Kita Records (คีตา เรคคอร์ดส) was a former record label in Thailand, founded on October 24, 1986 by three personnel from JSL Company Limited, namely Sompong Wannapinyo, Lawan Chupinit or Kanchat and Chamnan Asadamongkol or Siritan and also Worachai Thammasangkiti from Metro Records and Tapes and Prapas Cholsaranon as partners managed by Sompong and Prapas. At that time, the company used the name Kita Records and Tapes Co., Ltd. with an hourglass as company symbol. The label's first album, released in January 1987, was Seksan Chaicharoen's Walking Melody album (ดนตรีออกเดิน), and the company's first office was located at the Siam Condominium building before moving to Active Studio of JSL at the beginning year of 1987.

In early October 1989, Kita spun off from JSL to manage itself and relocated the company's office to Soi Soonvijai 2 near Rota Group, which produces tapes and records for Kita along with changing the name to Kita Records Company Limited, still managed by Sompong and Prapas, both of them also co-founding Workpoint Entertainment Co., Ltd. together with Phanya Nirunkul, who also resigned from JSL.

Later, Somphong and Prapas decided to sell Kita to Saengchai Apichartworapong, with Sompong resigning from Workpoint to establish TV Thunder Company Limited (later listed on the stock exchange and changed its name to TV Thunder Public Company Limited). Prapas to came out and founded his own record label called Muser Records, but also executive Workpoint before deciding to sell Muser to Warner Music Thailand to take over and went back to executive the Workpoint company as before.
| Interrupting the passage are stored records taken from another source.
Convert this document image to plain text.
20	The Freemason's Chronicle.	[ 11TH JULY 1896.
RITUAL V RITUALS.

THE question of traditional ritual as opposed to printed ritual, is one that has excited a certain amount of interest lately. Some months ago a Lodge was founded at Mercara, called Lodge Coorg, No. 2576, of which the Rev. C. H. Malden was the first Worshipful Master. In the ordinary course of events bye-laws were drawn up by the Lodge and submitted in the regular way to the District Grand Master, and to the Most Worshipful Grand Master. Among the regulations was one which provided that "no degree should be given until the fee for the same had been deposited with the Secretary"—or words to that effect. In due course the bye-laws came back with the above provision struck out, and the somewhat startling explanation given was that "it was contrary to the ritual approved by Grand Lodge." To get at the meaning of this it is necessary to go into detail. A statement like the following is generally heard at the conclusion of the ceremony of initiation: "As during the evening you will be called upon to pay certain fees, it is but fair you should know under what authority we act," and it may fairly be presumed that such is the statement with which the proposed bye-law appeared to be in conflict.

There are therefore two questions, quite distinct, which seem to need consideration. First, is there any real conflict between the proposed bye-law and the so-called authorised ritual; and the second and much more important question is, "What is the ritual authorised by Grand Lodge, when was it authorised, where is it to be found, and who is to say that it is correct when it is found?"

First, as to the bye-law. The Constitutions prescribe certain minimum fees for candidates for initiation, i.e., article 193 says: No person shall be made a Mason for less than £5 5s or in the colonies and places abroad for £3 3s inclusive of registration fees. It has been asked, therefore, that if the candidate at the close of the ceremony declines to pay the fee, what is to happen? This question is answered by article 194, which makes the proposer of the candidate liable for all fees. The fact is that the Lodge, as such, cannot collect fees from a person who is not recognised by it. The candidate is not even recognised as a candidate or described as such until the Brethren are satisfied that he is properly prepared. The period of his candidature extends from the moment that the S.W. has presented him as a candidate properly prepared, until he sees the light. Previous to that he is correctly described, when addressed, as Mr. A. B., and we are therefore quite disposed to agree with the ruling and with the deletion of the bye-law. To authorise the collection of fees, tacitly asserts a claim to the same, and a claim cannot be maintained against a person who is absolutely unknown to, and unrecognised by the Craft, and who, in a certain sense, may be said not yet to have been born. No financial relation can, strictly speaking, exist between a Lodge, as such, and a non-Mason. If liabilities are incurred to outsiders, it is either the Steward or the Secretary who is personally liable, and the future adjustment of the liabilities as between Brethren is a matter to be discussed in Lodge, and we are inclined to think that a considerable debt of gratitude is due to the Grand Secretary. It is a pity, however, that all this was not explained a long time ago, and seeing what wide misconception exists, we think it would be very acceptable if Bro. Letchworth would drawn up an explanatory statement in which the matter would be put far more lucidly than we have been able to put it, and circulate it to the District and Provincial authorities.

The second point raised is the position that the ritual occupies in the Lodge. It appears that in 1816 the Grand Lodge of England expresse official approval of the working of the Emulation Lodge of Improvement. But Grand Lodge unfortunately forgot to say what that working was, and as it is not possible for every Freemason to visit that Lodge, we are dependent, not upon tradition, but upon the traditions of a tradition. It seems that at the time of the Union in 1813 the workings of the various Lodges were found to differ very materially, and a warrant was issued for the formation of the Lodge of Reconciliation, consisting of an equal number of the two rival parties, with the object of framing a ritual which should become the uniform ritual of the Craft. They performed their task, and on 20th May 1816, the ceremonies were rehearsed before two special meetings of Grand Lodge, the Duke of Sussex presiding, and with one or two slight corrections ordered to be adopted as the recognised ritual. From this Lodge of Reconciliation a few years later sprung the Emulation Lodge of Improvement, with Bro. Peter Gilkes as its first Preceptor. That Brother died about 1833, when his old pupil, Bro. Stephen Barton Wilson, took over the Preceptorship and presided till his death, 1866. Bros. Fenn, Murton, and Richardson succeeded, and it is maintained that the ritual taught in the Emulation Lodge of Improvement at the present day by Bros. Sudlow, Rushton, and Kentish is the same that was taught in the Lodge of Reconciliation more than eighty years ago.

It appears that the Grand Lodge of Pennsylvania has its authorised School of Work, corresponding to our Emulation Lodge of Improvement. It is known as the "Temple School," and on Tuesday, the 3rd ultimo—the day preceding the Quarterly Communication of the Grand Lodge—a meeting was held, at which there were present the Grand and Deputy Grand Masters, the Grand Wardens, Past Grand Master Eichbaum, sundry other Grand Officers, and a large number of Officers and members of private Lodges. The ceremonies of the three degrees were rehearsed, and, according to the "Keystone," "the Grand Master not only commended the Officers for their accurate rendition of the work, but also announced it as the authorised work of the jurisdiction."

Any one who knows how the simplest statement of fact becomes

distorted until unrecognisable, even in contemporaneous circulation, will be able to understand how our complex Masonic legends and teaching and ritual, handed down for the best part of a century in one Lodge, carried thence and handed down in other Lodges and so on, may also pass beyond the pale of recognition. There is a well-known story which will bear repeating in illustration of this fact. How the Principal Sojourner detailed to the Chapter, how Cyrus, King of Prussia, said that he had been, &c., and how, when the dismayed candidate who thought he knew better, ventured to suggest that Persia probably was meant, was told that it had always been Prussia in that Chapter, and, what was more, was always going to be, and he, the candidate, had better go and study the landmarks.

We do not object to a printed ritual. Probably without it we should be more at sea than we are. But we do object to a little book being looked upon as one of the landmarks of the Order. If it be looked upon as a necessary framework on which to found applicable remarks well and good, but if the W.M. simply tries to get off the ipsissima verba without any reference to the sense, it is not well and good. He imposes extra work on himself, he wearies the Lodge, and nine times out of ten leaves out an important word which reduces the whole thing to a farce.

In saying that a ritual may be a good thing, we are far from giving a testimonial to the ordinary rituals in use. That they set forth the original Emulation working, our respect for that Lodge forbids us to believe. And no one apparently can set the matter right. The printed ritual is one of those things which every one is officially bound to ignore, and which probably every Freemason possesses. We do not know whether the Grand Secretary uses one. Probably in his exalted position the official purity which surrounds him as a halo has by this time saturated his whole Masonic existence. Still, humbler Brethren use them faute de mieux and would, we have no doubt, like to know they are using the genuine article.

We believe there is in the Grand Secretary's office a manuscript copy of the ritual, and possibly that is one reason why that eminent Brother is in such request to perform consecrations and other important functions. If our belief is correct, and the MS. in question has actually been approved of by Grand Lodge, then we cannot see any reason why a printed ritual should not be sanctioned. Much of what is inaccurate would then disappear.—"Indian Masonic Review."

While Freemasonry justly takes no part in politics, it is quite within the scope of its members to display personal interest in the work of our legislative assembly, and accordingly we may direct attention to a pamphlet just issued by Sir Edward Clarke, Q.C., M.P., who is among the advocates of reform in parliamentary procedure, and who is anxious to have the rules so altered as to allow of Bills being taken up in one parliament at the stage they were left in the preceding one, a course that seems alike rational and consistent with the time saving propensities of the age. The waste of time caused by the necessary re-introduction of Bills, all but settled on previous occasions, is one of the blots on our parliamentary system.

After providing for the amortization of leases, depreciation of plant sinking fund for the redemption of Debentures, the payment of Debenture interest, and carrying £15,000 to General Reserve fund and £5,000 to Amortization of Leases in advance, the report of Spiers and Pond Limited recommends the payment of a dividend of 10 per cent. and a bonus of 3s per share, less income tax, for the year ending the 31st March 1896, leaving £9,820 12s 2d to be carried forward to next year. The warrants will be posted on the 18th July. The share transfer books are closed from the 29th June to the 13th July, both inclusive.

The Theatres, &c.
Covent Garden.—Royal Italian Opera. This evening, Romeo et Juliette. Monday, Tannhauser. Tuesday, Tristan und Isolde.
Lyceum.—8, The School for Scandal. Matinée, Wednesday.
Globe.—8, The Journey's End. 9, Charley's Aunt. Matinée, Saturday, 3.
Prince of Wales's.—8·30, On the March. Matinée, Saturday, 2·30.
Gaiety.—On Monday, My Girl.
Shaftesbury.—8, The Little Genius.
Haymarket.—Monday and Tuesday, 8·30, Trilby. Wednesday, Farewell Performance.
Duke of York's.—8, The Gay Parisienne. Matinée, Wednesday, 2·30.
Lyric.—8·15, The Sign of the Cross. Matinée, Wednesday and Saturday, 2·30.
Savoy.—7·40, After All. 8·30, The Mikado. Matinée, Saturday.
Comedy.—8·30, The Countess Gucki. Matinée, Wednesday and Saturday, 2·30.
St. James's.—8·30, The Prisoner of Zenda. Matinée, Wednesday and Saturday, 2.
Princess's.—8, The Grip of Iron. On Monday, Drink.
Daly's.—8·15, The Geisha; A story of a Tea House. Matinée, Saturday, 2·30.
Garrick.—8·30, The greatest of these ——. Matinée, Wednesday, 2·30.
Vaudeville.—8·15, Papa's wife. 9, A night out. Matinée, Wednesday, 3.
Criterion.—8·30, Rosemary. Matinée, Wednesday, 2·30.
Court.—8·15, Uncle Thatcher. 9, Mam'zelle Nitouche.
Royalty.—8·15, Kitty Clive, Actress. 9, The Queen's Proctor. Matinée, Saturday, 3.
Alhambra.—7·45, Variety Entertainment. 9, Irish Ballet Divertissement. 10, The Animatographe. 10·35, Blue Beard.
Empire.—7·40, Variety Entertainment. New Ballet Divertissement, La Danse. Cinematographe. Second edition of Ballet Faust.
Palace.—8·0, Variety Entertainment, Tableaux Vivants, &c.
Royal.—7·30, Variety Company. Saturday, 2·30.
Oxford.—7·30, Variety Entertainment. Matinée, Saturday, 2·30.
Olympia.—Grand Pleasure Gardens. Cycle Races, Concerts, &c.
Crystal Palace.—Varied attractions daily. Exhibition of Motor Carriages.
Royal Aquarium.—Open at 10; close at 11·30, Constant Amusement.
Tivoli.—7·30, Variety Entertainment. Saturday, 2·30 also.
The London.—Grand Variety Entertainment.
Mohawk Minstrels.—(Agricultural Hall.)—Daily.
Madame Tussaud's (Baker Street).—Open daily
Saengchai has decided to change the company's name again to Kita Entertainment Co., Ltd. along with changing the company's music-making policy to be a teenage record label. Subsequently, Saengchai decided to sell the company to Wirot Prichawongwaikul of Onpa Company and Paiwong Techanarong of Bonanza Khao Yai to continue management and changed the company name again to Kita Music Company Limited, but soon the business was closed down permanently, by all music copyrights was of Right Beyond Company Limited in the ONPA group.